The nsp14 and nsp10 proteins were expressed in Escherichia coli BL21-CodonPlus(DE3)-RIL (Stratagene). The bacteria were grown in Luria–Bertani medium supplemented with 50 mg/mL kanamycin at 37 °C to an OD600 of 0.6, induced with 0.4 mM isopropyl β-D-1-thiogalactopyranoside and 50 µM ZnCl2 overnight at 18 °C. Cells were collected via centrifugation at 5000 × g and equal volumes of the nsp14 and nsp10 bacterial cells were then mixed for nsp14-nsp10 protein complex purification. They were lysed via sonication in Lysis Buffer (500 mM NaCl, 20 mM imidazole, 20 mM Tris·HCl, pH 8.0, 1 mM phenylmethylsulfonyl fluoride). After centrifugation at 40,000 × g, the supernatant was loaded onto 5 mL Nickel Sepharose 6 fast flow resins (GE Healthcare) in a gravity flow column. The target protein was eluted using Lysis Buffer supplemented with 500 mM imidazole. The eluted protein was incubated with ULP1 (lab stock) during dialysis at 4 °C overnight against a buffer containing 20 mM Tris·HCl, pH 7.5, 20 mM imidazole, 150 mM NaCl, 100 µM ZnCl2, and 5 mM β-mercaptoethanol.

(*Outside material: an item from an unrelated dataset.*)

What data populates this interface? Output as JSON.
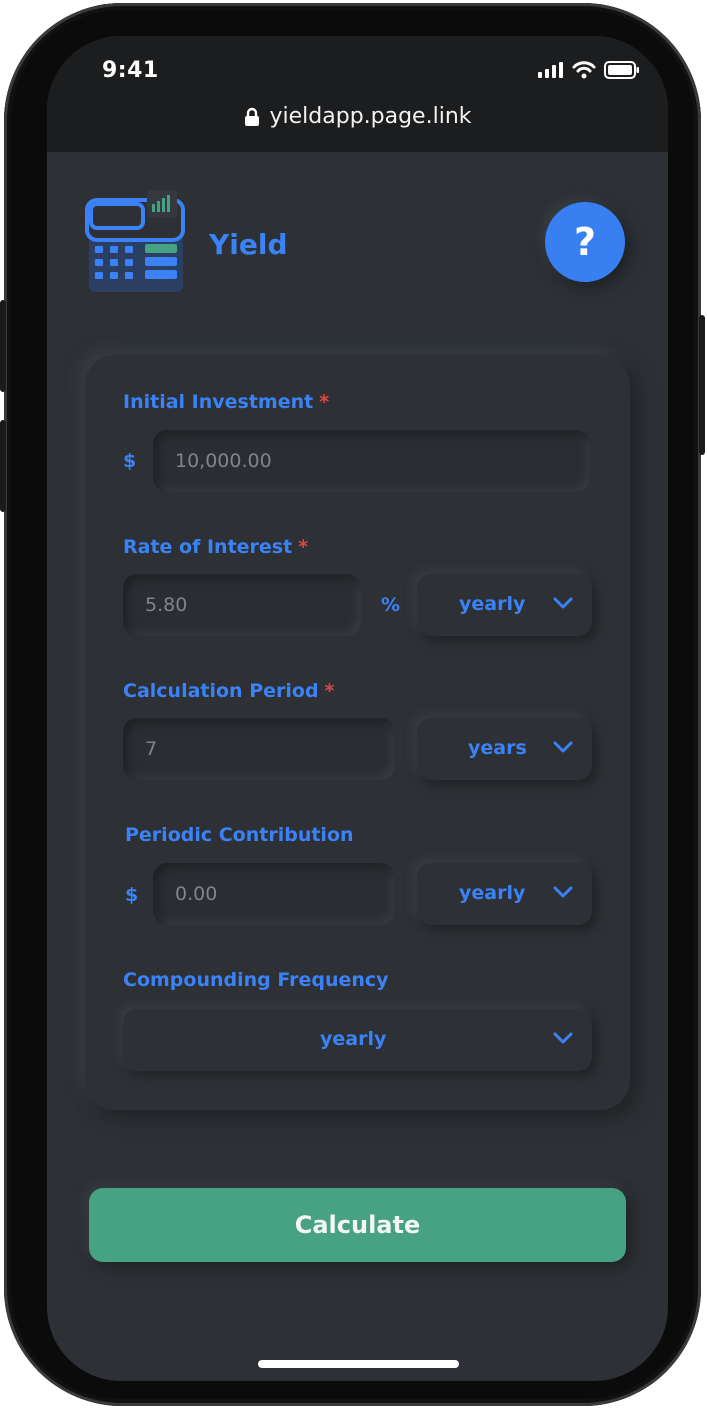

Then the sample was loaded onto the HisTrap FF column (GE Healthcare) to remove His-SUMO tag, and the flow-through was collected. The target proteins were further purified through a Superdex200 10/300 gel filtration column (GE Healthcare) in a buffer containing 20 mM HEPES, pH 7.4, 150 mM NaCl, 1 mM MgCl2, and 1 mM dithiothreitol. The fractions corresponding to the nsp14 and nsp10 complex were detected by SDS-PAGE and collected. The protein sample was flash-frozen in liquid nitrogen and stored at − 80 °C.

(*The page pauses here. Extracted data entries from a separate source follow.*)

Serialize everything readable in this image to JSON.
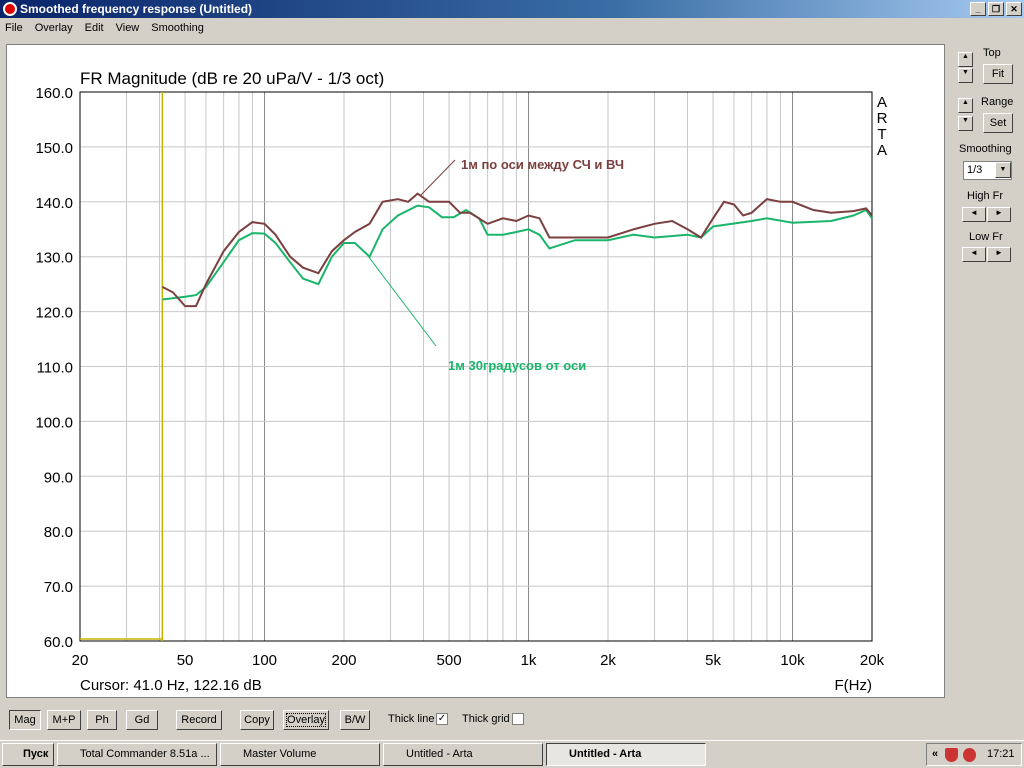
{
  "window": {
    "title": "Smoothed frequency response (Untitled)",
    "min": "_",
    "max": "❐",
    "close": "✕"
  },
  "menu": [
    "File",
    "Overlay",
    "Edit",
    "View",
    "Smoothing"
  ],
  "side": {
    "top_label": "Top",
    "fit": "Fit",
    "range_label": "Range",
    "set": "Set",
    "smoothing_label": "Smoothing",
    "smoothing_value": "1/3",
    "high_label": "High Fr",
    "low_label": "Low Fr",
    "up": "▲",
    "down": "▼",
    "left": "◄",
    "right": "►"
  },
  "toolbar": {
    "mag": "Mag",
    "mp": "M+P",
    "ph": "Ph",
    "gd": "Gd",
    "record": "Record",
    "copy": "Copy",
    "overlay": "Overlay",
    "bw": "B/W",
    "thick_line": "Thick line",
    "thick_line_checked": "✓",
    "thick_grid": "Thick grid"
  },
  "taskbar": {
    "start": "Пуск",
    "tasks": [
      "Total Commander 8.51a ...",
      "Master Volume",
      "Untitled - Arta",
      "Untitled - Arta"
    ],
    "clock": "17:21",
    "chev": "«"
  },
  "chart_data": {
    "type": "line",
    "title": "FR Magnitude (dB re 20 uPa/V - 1/3 oct)",
    "xlabel": "F(Hz)",
    "brand": "ARTA",
    "xscale": "log",
    "xlim": [
      20,
      20000
    ],
    "ylim": [
      60,
      160
    ],
    "yticks": [
      "160.0",
      "150.0",
      "140.0",
      "130.0",
      "120.0",
      "110.0",
      "100.0",
      "90.0",
      "80.0",
      "70.0",
      "60.0"
    ],
    "xticks": [
      {
        "v": 20,
        "l": "20"
      },
      {
        "v": 50,
        "l": "50"
      },
      {
        "v": 100,
        "l": "100"
      },
      {
        "v": 200,
        "l": "200"
      },
      {
        "v": 500,
        "l": "500"
      },
      {
        "v": 1000,
        "l": "1k"
      },
      {
        "v": 2000,
        "l": "2k"
      },
      {
        "v": 5000,
        "l": "5k"
      },
      {
        "v": 10000,
        "l": "10k"
      },
      {
        "v": 20000,
        "l": "20k"
      }
    ],
    "cursor_text": "Cursor: 41.0 Hz, 122.16 dB",
    "cursor_hz": 41,
    "series": [
      {
        "name": "1м по оси между СЧ и ВЧ",
        "color": "#7b3f3f",
        "x": [
          41,
          45,
          50,
          55,
          60,
          70,
          80,
          90,
          100,
          110,
          125,
          140,
          160,
          180,
          200,
          220,
          250,
          280,
          320,
          350,
          380,
          420,
          500,
          550,
          600,
          700,
          800,
          900,
          1000,
          1100,
          1200,
          1500,
          2000,
          2500,
          3000,
          3500,
          4000,
          4500,
          5000,
          5500,
          6000,
          6500,
          7000,
          8000,
          9000,
          10000,
          12000,
          14000,
          17000,
          19000,
          20000
        ],
        "y": [
          124.5,
          123.5,
          121,
          121,
          125,
          131,
          134.5,
          136.3,
          136,
          134,
          130,
          128,
          127,
          131,
          133,
          134.5,
          136,
          140,
          140.5,
          140,
          141.5,
          140,
          140,
          138,
          138,
          136,
          137,
          136.5,
          137.5,
          137,
          133.5,
          133.5,
          133.5,
          135,
          136,
          136.5,
          135,
          133.5,
          137,
          140,
          139.5,
          137.5,
          138,
          140.5,
          140,
          140,
          138.5,
          138,
          138.3,
          138.8,
          137.5
        ]
      },
      {
        "name": "1м  30градусов от оси",
        "color": "#1ab56a",
        "x": [
          41,
          50,
          55,
          60,
          70,
          80,
          90,
          100,
          110,
          125,
          140,
          160,
          180,
          200,
          220,
          250,
          280,
          320,
          380,
          420,
          470,
          520,
          580,
          650,
          700,
          800,
          900,
          1000,
          1100,
          1200,
          1500,
          2000,
          2500,
          3000,
          4000,
          4500,
          5000,
          7000,
          8000,
          10000,
          14000,
          17000,
          19000,
          20000
        ],
        "y": [
          122.2,
          122.7,
          123,
          124.5,
          129,
          133,
          134.3,
          134.2,
          132.5,
          129,
          126,
          125,
          130,
          132.5,
          132.5,
          130,
          135,
          137.5,
          139.3,
          139,
          137.2,
          137.2,
          138.5,
          137,
          134,
          134,
          134.5,
          135,
          134,
          131.5,
          133,
          133,
          134,
          133.5,
          134,
          133.5,
          135.5,
          136.5,
          137,
          136.2,
          136.5,
          137.5,
          138.5,
          137
        ]
      }
    ]
  }
}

Extension reactions with SARS-CoV-2 RNA-dependent RNA polymerase to produce Remdesivir (RDV) terminated RNAs
10 µL of 10 µM RNA template-loop-primers (5’-UUUUCAUCGCGUAGUUUUCUACGCG-3’ for RDV-TP extension) in 1 × RdRp reaction buffer was annealed by heating to 75 °C for 3 min and cooling to room temperature. 5 µL of 8 µM RdRp complex (nsp12/nsp7/nsp8)38 in 1 × reaction buffer was added to the annealed RNA template-loop-primer solution and incubated for an additional 10 min at room temperature. Finally, 5 µL of a solution containing 0.2 mM RDV-TP in 1 × reaction buffer was added and incubation was carried out for 2 h at 30 °C. The final concentrations of reagents in the 20 µL extension reactions were 2 µM nsp12/nsp7/nsp8, 5 µM RNA template-loop-primer, and 50 µM RDV-TP. The 1 × reaction buffer contains the following reagents: 10 mM Tris–HCl pH 8, 10 mM KCl, 2 mM MgCl2 and 1 mM β-mercaptoethanol. Desalting of the reaction mixture was performed with an Oligo Clean & Concentrator kit (Zymo Research) resulting in ~ 10 µL purified aqueous RNA solutions. 1 µL of each solution was subjected to MALDI-TOF MS (Bruker ultrafleXtreme) analysis. The remaining ~ 9 µL extended template-loop-primer solutions were used to test exonuclease activity as described below.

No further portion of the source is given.